Two years ago, Brookings reported that Toledo ranked first among the largest metro areas in the percentage of its young adults enrolled in higher education. The inference is that plenty of young people go to college in Toledo -- but they either don't graduate or don't stay here once they do.
University of Toledo President Lloyd Jacobs says this community can fairly be considered a "university town," given its large number of higher-education institutions. But he concedes that many young graduates opt to move to "cool" cities such as Chicago and New York.
He notes that roughly 85 percent of new doctors who graduate from UT's medical school leave this area to pursue their careers. Still, he says, that's better than five years ago, when the rate was about 95 percent.
"There's a lot of outmigration because of the perceived quality of life for young people," Dr. Jacobs told me, "even though we've got wonderful amenities and a low cost of living.
"We've had trouble causing young, professional, college-educated people to grow roots here," he says. "We need to continue to focus on attracting the younger generation, the work force of the future. We're doing better, but we're not nearly where we need to be."
Toledo's leaders have talked for years about the importance of diversifying this region's economy -- to reduce our reliance on manufacturing while maintaining a strong industrial base, and to create more high-end service jobs in health care, finance, the professions, and higher education. That would enable northwest Ohio to develop, attract, and keep better-educated residents.
But the Brookings study notes that while areas such as Chicago, Pittsburgh, Baltimore, and Charlotte have greatly improved their college-attainment rates and guided successful economic transitions over the past four decades, Toledo hasn't done as well.
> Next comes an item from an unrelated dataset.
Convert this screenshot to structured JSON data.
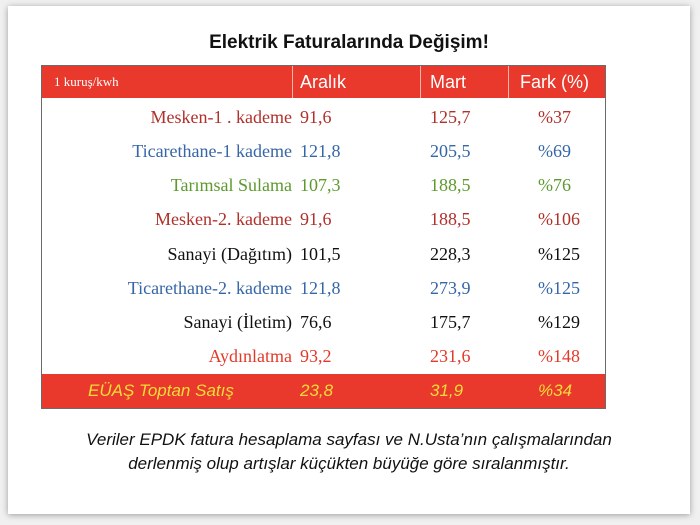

Part of the problem, the report concludes, is that metro Toledo's relatively small size places it at a competitive disadvantage. Larger communities have broader job markets that attract dual-earner couples, and a wider range of amenities that appeal to college graduates.
That can't become an excuse, though. Toledoans know that our community punches well above its weight in cultural and recreational opportunities. We also have such fundamental advantages as good universities, an innovative spirit, and a growing base in advanced manufacturing. We need to do a better job of getting that story out, especially to young adults.
If you're a recent college graduate or a rising senior, I'd like to hear from you. Do you plan to seek your career in Toledo? If not, why not? Where would you rather be? What would make you more likely to stay in this area?
Speaking at Cornell University's commencement last month, New York Mayor Michael Bloomberg advised the graduates: "If you haven't found a job yet, you're better off coming to the city than sitting on your parents' couch." Toledo isn't New York, but Mayor Mike Bell may want to make a similar appeal to educated young people on his city's behalf.
Even if he did, though, would they listen?
David Kushma is editor of The Blade.